The story follows four friends (some more loosely defined as “friends” than others) who go on a camping trip and wake to discover that they’ve switched bodies. Most notably, black rights activist Xoli (Qondiswa James, originally) is trapped in the body of the group’s lone white member, Lexi (Francesca Varrie Michel, originally), and two of the other characters change gender. Cutting between found footage and talking head interviews that occasionally break the fourth wall, the 71-minute film focusses on the tension that builds in the group following the switch, and the questions the characters start asking themselves about who they are and who they want to be.
Refreshingly, this is not a film about walking a mile in someone else’s shoes and suddenly discovering that racism and sexism are real — or about discovering that “everyone has problems” regardless of their race and gender. It’s a film about the much more complicated question of whether it’s possible to have a true friendship with someone when the society you live in makes you unequal.
Lexi at one point weakly explains that Xoli has chosen to “separate politics from friendship” for her — a separation that, we see, completely falls apart once the spectre of colonialism is introduced. What starts off as flippantly describing the farm they’re set to camp on as “land that Lexi’s family stole” gradually escalates in intensity until, when Lexi goes missing late in the film, Xoli protests against efforts to find her, screaming that she’ll only spend her energy on black lives, and that it disgusts her that the others are so focussed on Lexi while Lexi is self-centered enough to wander away with no explanation. Lexi also makes a surprising statement — in light of the off-camera interviewer pointing out that “Black people aren’t treated very well” in South Africa — that she hates being white and wishes she were black instead.
It’s hard to unpack any of those moments individually, but the strength of the film is that it’s willing to push past the homilies we’ve all been taught about diversity and cooperation and focus on the messy politics and human feelings underneath. As Thami (Nala Khumalo, originally) points out, he used to cry because he believed so much in the Rainbow Nation, but now that he’s an adult, he understands it was a lie.
From a technical perspective, the film’s greatest strength is its economy.

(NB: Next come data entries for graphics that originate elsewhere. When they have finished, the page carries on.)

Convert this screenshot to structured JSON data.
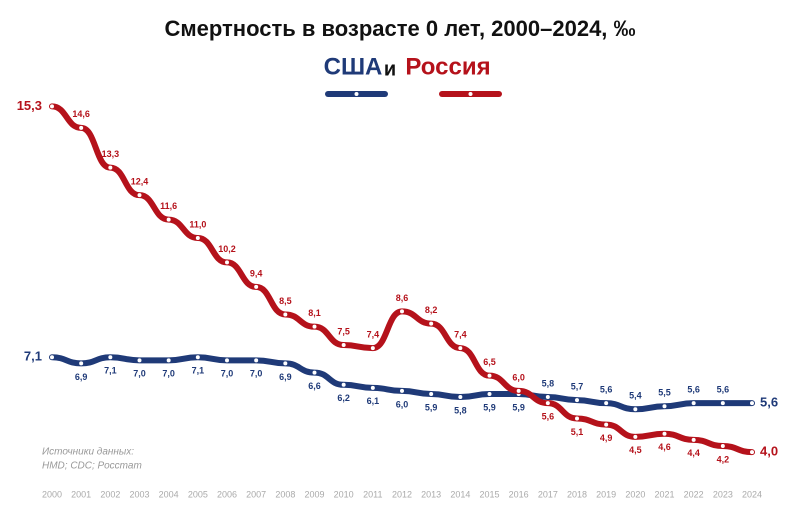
{
  "chart_data": {
    "type": "line",
    "title": "Смертность в возрасте 0 лет, 2000–2024, ‰",
    "legend_joiner": "и",
    "source": [
      "Источники данных:",
      "HMD; CDC; Росстат"
    ],
    "categories": [
      "2000",
      "2001",
      "2002",
      "2003",
      "2004",
      "2005",
      "2006",
      "2007",
      "2008",
      "2009",
      "2010",
      "2011",
      "2012",
      "2013",
      "2014",
      "2015",
      "2016",
      "2017",
      "2018",
      "2019",
      "2020",
      "2021",
      "2022",
      "2023",
      "2024"
    ],
    "ylim": [
      2.5,
      16
    ],
    "series": [
      {
        "name": "США",
        "color": "#1f3a78",
        "values": [
          7.1,
          6.9,
          7.1,
          7.0,
          7.0,
          7.1,
          7.0,
          7.0,
          6.9,
          6.6,
          6.2,
          6.1,
          6.0,
          5.9,
          5.8,
          5.9,
          5.9,
          5.8,
          5.7,
          5.6,
          5.4,
          5.5,
          5.6,
          5.6,
          5.6
        ],
        "value_labels": [
          "7,1",
          "6,9",
          "7,1",
          "7,0",
          "7,0",
          "7,1",
          "7,0",
          "7,0",
          "6,9",
          "6,6",
          "6,2",
          "6,1",
          "6,0",
          "5,9",
          "5,8",
          "5,9",
          "5,9",
          "5,8",
          "5,7",
          "5,6",
          "5,4",
          "5,5",
          "5,6",
          "5,6",
          "5,6"
        ]
      },
      {
        "name": "Россия",
        "color": "#b5121b",
        "values": [
          15.3,
          14.6,
          13.3,
          12.4,
          11.6,
          11.0,
          10.2,
          9.4,
          8.5,
          8.1,
          7.5,
          7.4,
          8.6,
          8.2,
          7.4,
          6.5,
          6.0,
          5.6,
          5.1,
          4.9,
          4.5,
          4.6,
          4.4,
          4.2,
          4.0
        ],
        "value_labels": [
          "15,3",
          "14,6",
          "13,3",
          "12,4",
          "11,6",
          "11,0",
          "10,2",
          "9,4",
          "8,5",
          "8,1",
          "7,5",
          "7,4",
          "8,6",
          "8,2",
          "7,4",
          "6,5",
          "6,0",
          "5,6",
          "5,1",
          "4,9",
          "4,5",
          "4,6",
          "4,4",
          "4,2",
          "4,0"
        ]
      }
    ]
  }
}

It packs a lot into its runtime, never feeling too short or too long, and wisely doesn’t waste any time explaining how or why the body switching happens. After an initial period of shock, and a short visit from a fifth friend that allows for some fish-out-of-body comedy, the characters just roll with it and take an introspective approach to documenting the experience.
The “found footage” style of the film works better at some points than others. It makes sense that the characters would want to document what’s happened, but there are individual scenes that seem like unlikely candidates for film. There’s a funny moment when Thami asks to bring his giant pizza slice air mattress inside the women’s tent, but in order for this scene to exist, we need to believe that one of the women woke up just as he arrived and started filming the whole conversation. Similarly, toward the end of the film, there’s a tense encounter between Xoli, Lexi, and Thami that’s vital to the story but socially inappropriate to film (in fact, the characters question on screen why Xoli is filming it, and the reason isn’t clear).
The last act of the film also involves a type of meta-commentary from the characters that doesn’t quite fit with the rest of the style. At that stage, Xoli becomes angry about the idea that Lexi is the “main character” in their documentary, at one point seeming to break the fourth wall as she says, “I thought I was part of a process, and now, looking back on it, I see that I was one of the supporting characters.”
While it’s interesting to consider what this film would be like if the talking head interviews were all shot out of character, it doesn’t seem that that’s what happened, and it’s understandable if viewers feel confused about what, if anything, is real versus improv.
On the whole, though, High Fantasy presents an absolutely brilliant take on the science fiction body-switching genre, transforming a device that’s usually used for laughs into one that uncovers deeper truths about the complex nature of identity. While it does deliver some of the expected laughs along the way, the earnestness and vulnerability the cast bring to their roles and the understated style of the film make for a surprisingly thoughtful and challenging experience.